"Prompt engineering is the process of providing detailed instructions to generative artificial intelligence (GenAI) to produce the desired output."
ChatGPT and its analogs appeared - and along with them, instructions, tutorials, and courses appeared for their users as a new field called Prompt Engineering. Nothing unusual at first glance, right? - The emergence of a new tool is accompanied by instructions on how to use it.
At the same time, many publications appeared about how the intellectual capabilities of GenAI allow such systems to replace writers, lawyers, programmers, and doctors, providing the corresponding services with examples of how it all works, using specific examples. This seems quite reasonable - AI systems demonstrate the ability to generate some useful texts, program codes, and images.
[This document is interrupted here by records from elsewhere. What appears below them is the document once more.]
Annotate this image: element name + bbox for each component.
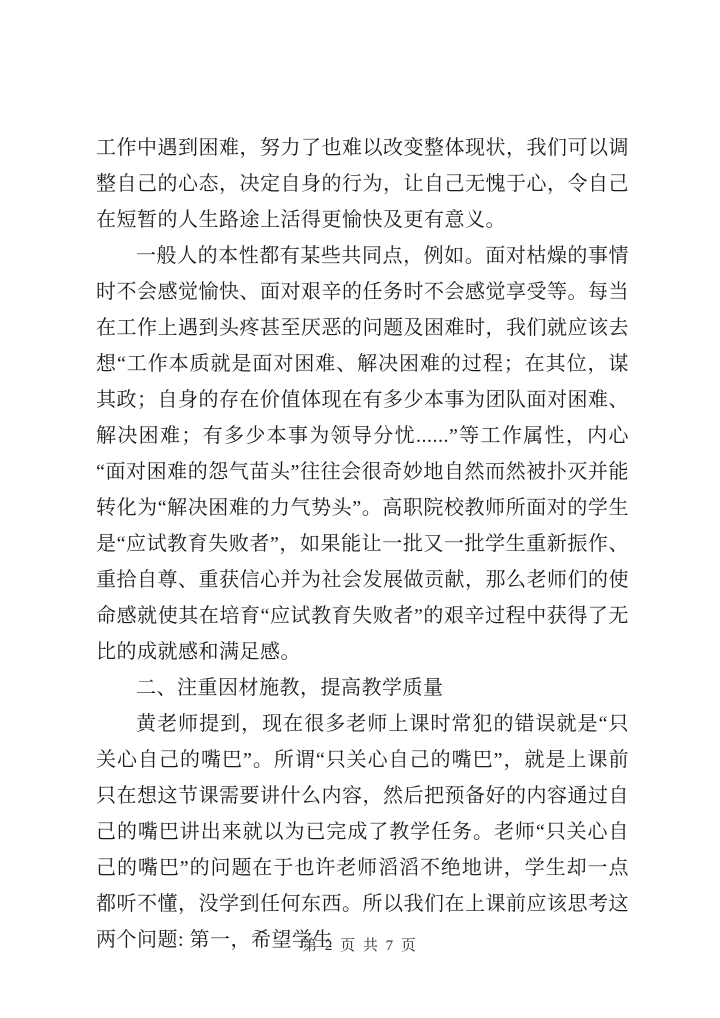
section-heading: 二、注重因材施教，提高教学质量 (136, 677, 444, 699)
paragraph-continuation: 工作中遇到困难，努力了也难以改变整体现状，我们可以调整自己的心态，决定自身的行为，让自己无愧于心，令自己在短暂的人生路途上活得更愉快及更有意义。 (96, 137, 629, 231)
paragraph-body: 一般人的本性都有某些共同点，例如。面对枯燥的事情时不会感觉愉快、面对艰辛的任务时不会感觉享受等。每当在工作上遇到头疼甚至厌恶的问题及困难时，我们就应该去想“工作本质就是面对困难、解决困难的过程；在其位，谋其政；自身的存在价值体现在有多少本事为团队面对困难、解决困难；有多少本事为领导分忧......”等工作属性，内心“面对困难的怨气苗头”往往会很奇妙地自然而然被扑灭并能转化为“解决困难的力气势头”。高职院校教师所面对的学生是“应试教育失败者”，如果能让一批又一批学生重新振作、重拾自尊、重获信心并为社会发展做贡献，那么老师们的使命感就使其在培育“应试教育失败者”的艰辛过程中获得了无比的成就感和满足感。 (96, 245, 629, 663)
paragraph-body: 黄老师提到，现在很多老师上课时常犯的错误就是“只关心自己的嘴巴”。所谓“只关心自己的嘴巴”，就是上课前只在想这节课需要讲什么内容，然后把预备好的内容通过自己的嘴巴讲出来就以为已完成了教学任务。老师“只关心自己的嘴巴”的问题在于也许老师滔滔不绝地讲，学生却一点都听不懂，没学到任何东西。所以我们在上课前应该思考这两个问题: 第一，希望学生 (96, 713, 629, 951)
page-number-footer: 第 2 页 共 7 页 (302, 938, 418, 954)
document-body (96, 130, 629, 958)
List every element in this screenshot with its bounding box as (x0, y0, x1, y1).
But let's pay attention to this: when we receive the services of a human professional, we do not require any training in the art of communicating with them - with a lawyer or a doctor; there are no courses in prompt engineering for talking to a car salesman or a waiter in a restaurant.
What explains the difference between an AI-layer or AI-writer and a human-layer or human-writer? Why do we need prompt engineering in the first case, while in the second case, we can do just fine without it?
Now is the time to remember the tale of the stone soup:
[ en.wikipedia.org/wiki/Stone_Soup ]
The villager, who anticipates enjoying a share of the soup, does not mind parting with a few carrots, so these are added to the soup. Another villager walks by, inquiring about the pot, and the travelers again mention their stone soup which has not yet reached its full potential. More and more villagers walk by, each adding another ingredient, like potatoes, onions, cabbages, peas, celery, tomatoes, sweetcorn, meat (like chicken, pork, and beef), milk, butter, salt, and pepper. Finally, the stone (being inedible) is removed from the pot, and a delicious and nourishing pot of soup is enjoyed by travelers and villagers alike.
The fairy tale suggests that the missing component in the case of "LLM soup" is something without which the service provider turns into an analog of a traditional tool (washing machine, TV, lawn mower), which does not claim the status of an AI system, and accordingly requires training in its use.
The tool (LLM service) lacks the ability to reason, without which it is possible to extract what is required from the remarkable gigantic set of information memorized by the LLM system in non-trivial cases only by using the user's ability to reason. Prompt engineering uses the user's intelligence to compensate for the LLM's lack of intelligence.
The term "prompt engineering" essentially plays the role of a fig leaf, masking the lack of intelligence in LLM systems - and, at the same time, masking the dubiousness of classifying these systems as AI.
Of course, LLM systems are helpful and should be used where possible. Still, a clear understanding that useful results in non-trivial cases are achieved by involving the user's intelligence in the process allows us to better understand why acceptable results should not be expected in cases where an LLM system is used for non-trivial tasks in the absence of a human - for example, as a basis for controlling a robot or autonomous driving of a car.
Without cooperation with human intelligence, hidden behind the term "prompt engineering", the capabilities of LLM are radically degraded.